Mi sto accorgendo che al momento non mi interessa ragionare sugli effetti economico–finanziari della Brexit o su quelli politici o militari, verrà il momento e vedremo. Farà più male alla Gran (Gran?) Bretagna o all’Europa? Non lo so e per ora non me ne curo. Per ora sento solo la stessa amarezza e scoraggiamento che si provano quando ti lascia una persona su cui avevi contato, di cui ti fidavi e che avevi come modello cui miravi. Ma ora modello in cosa?

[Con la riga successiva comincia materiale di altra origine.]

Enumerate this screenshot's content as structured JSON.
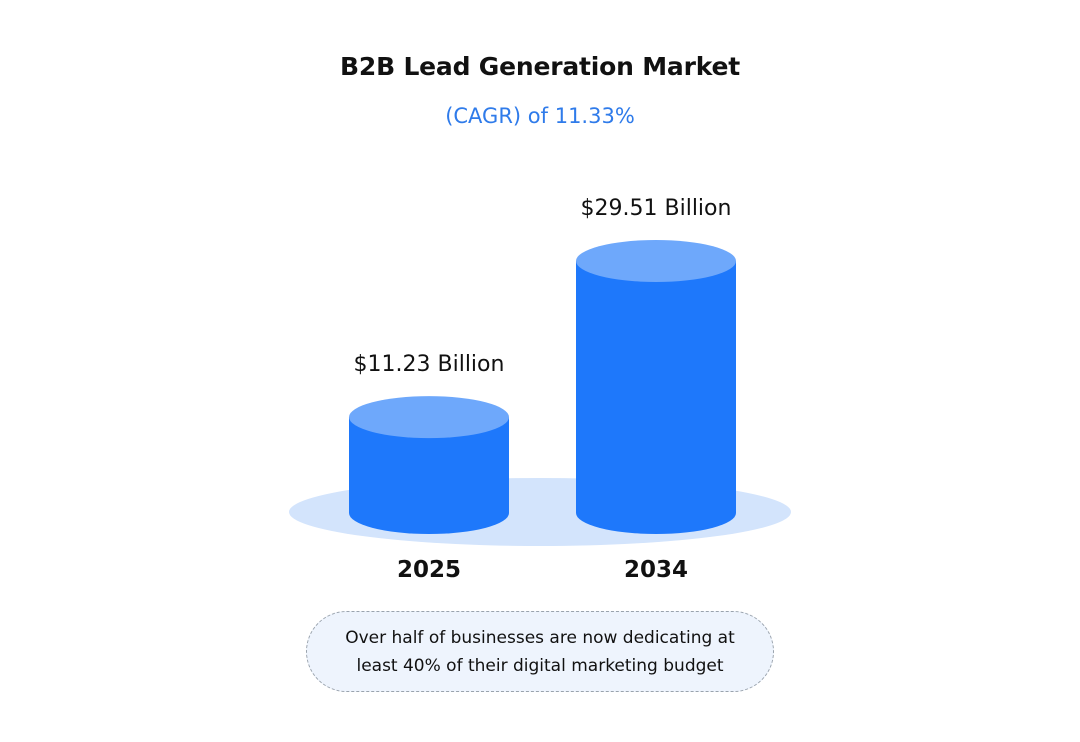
{
  "chart_data": {
    "type": "bar",
    "style": "3d-cylinder",
    "title": "B2B Lead Generation Market",
    "subtitle": "(CAGR) of 11.33%",
    "categories": [
      "2025",
      "2034"
    ],
    "values": [
      11.23,
      29.51
    ],
    "value_labels": [
      "$11.23 Billion",
      "$29.51 Billion"
    ],
    "unit": "Billion USD",
    "xlabel": "",
    "ylabel": "",
    "ylim": [
      0,
      29.51
    ],
    "grid": false,
    "legend": "none",
    "colors": {
      "body": "#1e78fb",
      "top": "#6ea8fb",
      "base": "#d3e4fc",
      "subtitle": "#2f7bea"
    }
  },
  "note": {
    "text": "Over half of businesses are now dedicating at least 40% of their digital marketing budget"
  }
}
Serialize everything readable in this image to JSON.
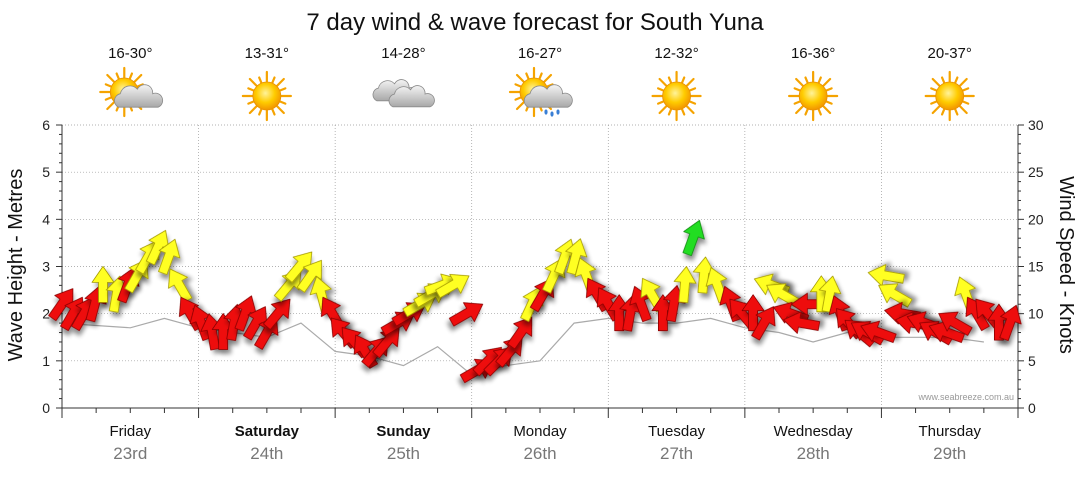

Il parlamento inglese, in completa baraonda, non ha certo dato motivi di invidia a quello Italiano, che se non altro è da sempre più abituato al caos e riesce spesso a cavarsela almeno per il rotto della cuffia. Non mi pare che i politici inglesi abbiano mostrato sincerità nello spiegare a cosa si potesse andare incontro abbandonando la UE. Il fairplay? Ho creduto che fosse possibile per lo meno avvicinarsi ad un simile stile di rapporti sociali. In questa decisione il comportamento truffaldino da parte degli scorretti politici inglesi e la rozza dabbenaggine della popolazione in generale, niente affatto migliore della “nostra, è una chiara indicazione che non c’è nulla da imitare. Dicono che con lo svecchiamento della popolazione, col tempo un nuovo referendum potrebbe far chiedere una riadesione del Regno Unito all’Europa. Forse. Ma quando dovrebbe accadere? Tra molti anni? Personalmente devo fare i conti con la mia età e comunque, nel caso, non so se me ne interesserà ancora qualcosa. Per ora per me questa fuoriuscita è solo una delusione, un misto di nostalgia per ciò che nel passato invidiavo e mi affascinava e di rabbia per ciò che nel presente mi trovo davanti. A Brexit avvenuta non credo avrò ancora voglia di andare in Inghilterra.